Marvel’s Kevin Feige has confirmed that by the end of “Avengers: Age of Ultron,” the team of ‘Avengers’ that we started with will not be the same ones that we end the film with.
Speaking with Buzzfeed from the set of “Avengers: Age of Ultron,” Feige essentially confirms that the third “Avengers” film will sport a whole new team of heroes:
“The Avengers films, ideally, in the grand plan are always big, giant linchpins. It’s like as it was in publishing, when each of the characters would go on their own adventures and then occasionally team up for a big, twelve-issue mega-event.

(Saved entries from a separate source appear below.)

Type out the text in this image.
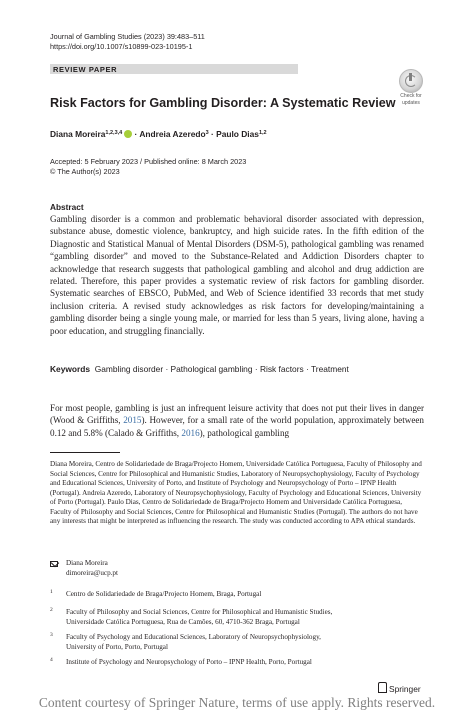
Journal of Gambling Studies (2023) 39:483–511
https://doi.org/10.1007/s10899-023-10195-1
REVIEW PAPER
Check for
updates
Risk Factors for Gambling Disorder: A Systematic Review
Diana Moreira$^{1,2,3,4}$ · Andreia Azeredo$^3$ · Paulo Dias$^{1,2}$
Accepted: 5 February 2023 / Published online: 8 March 2023
© The Author(s) 2023
Abstract
Gambling disorder is a common and problematic behavioral disorder associated with depression, substance abuse, domestic violence, bankruptcy, and high suicide rates. In the fifth edition of the Diagnostic and Statistical Manual of Mental Disorders (DSM-5), pathological gambling was renamed “gambling disorder” and moved to the Substance-Related and Addiction Disorders chapter to acknowledge that research suggests that pathological gambling and alcohol and drug addiction are related. Therefore, this paper provides a systematic review of risk factors for gambling disorder. Systematic searches of EBSCO, PubMed, and Web of Science identified 33 records that met study inclusion criteria. A revised study acknowledges as risk factors for developing/maintaining a gambling disorder being a single young male, or married for less than 5 years, living alone, having a poor education, and struggling financially.
Keywords Gambling disorder · Pathological gambling · Risk factors · Treatment
For most people, gambling is just an infrequent leisure activity that does not put their lives in danger (Wood & Griffiths, 2015). However, for a small rate of the world population, approximately between 0.12 and 5.8% (Calado & Griffiths, 2016), pathological gambling
Diana Moreira, Centro de Solidariedade de Braga/Projecto Homem, Universidade Católica Portuguesa, Faculty of Philosophy and Social Sciences, Centre for Philosophical and Humanistic Studies, Laboratory of Neuropsychophysiology, Faculty of Psychology and Educational Sciences, University of Porto, and Institute of Psychology and Neuropsychology of Porto – IPNP Health (Portugal). Andreia Azeredo, Laboratory of Neuropsychophysiology, Faculty of Psychology and Educational Sciences, University of Porto (Portugal). Paulo Dias, Centro de Solidariedade de Braga/Projecto Homem and Universidade Católica Portuguesa, Faculty of Philosophy and Social Sciences, Centre for Philosophical and Humanistic Studies (Portugal). The authors do not have any interests that might be interpreted as influencing the research. The study was conducted according to APA ethical standards.
Diana Moreira
dimoreira@ucp.pt
1 Centro de Solidariedade de Braga/Projecto Homem, Braga, Portugal
2 Faculty of Philosophy and Social Sciences, Centre for Philosophical and Humanistic Studies,
Universidade Católica Portuguesa, Rua de Camões, 60, 4710-362 Braga, Portugal
3 Faculty of Psychology and Educational Sciences, Laboratory of Neuropsychophysiology,
University of Porto, Porto, Portugal
4 Institute of Psychology and Neuropsychology of Porto – IPNP Health, Porto, Portugal
Springer
Content courtesy of Springer Nature, terms of use apply. Rights reserved.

Then they would go back into their own comics, and be changed from whatever that event was. I envision the same thing occurring after this movie, because the [Avengers] roster is altered by the finale of this film.”
Much of this will lead into the third “Captain America” film with Marvel’s famed ‘Civil War’ storyline coming into play. Chris Evans spoke about his character and where he stands in the wake of ‘Winter Soldier’ and where he starts off in ‘Ultron’:
“He’s still looking for a home, probably a metaphorical home. He’s always felt comfortable as a soldier. And he likes structure. He works well taking orders.
But when that dynamic turned on him, he’s now left to depend upon his team, the Avengers. There really is no one above them telling them what to do. They’re kind of having to operate independently.
So there’s a lot of leaning on one another, but there really isn’t a kind of clear chain of command. And I think Cap looks for that. I think he’s looking to understand where he belongs, not just as a soldier, as Captain America, but as Steve Rogers, as a person.”
Meanwhile actor Chris Hemsworth says the main aim with Thor in ‘Ultron’ is just to get him to “lighten up a bit”:
“Whereas the first [Avengers] was [about] the journey of the team, I think, this time, you have six or seven things going on, which I was really impressed by. I like where Thor has been taken in this. He sort of sees a whole other side to what’s going on in the conflict, and another potential threat. And he kind of segues a bit and has his own little sort of journey.
It gave us room to kind of make him a little more grounded and human and have him in some civilian clothes and mixing it up at a party. I want to do those scenes more. It’s what I loved about the first [Thor film]. There was an innocence and naivete to him, which as he matured into the king of the second [Thor film] – or the rightful king – we sort of lost a little bit of that. That was that story.”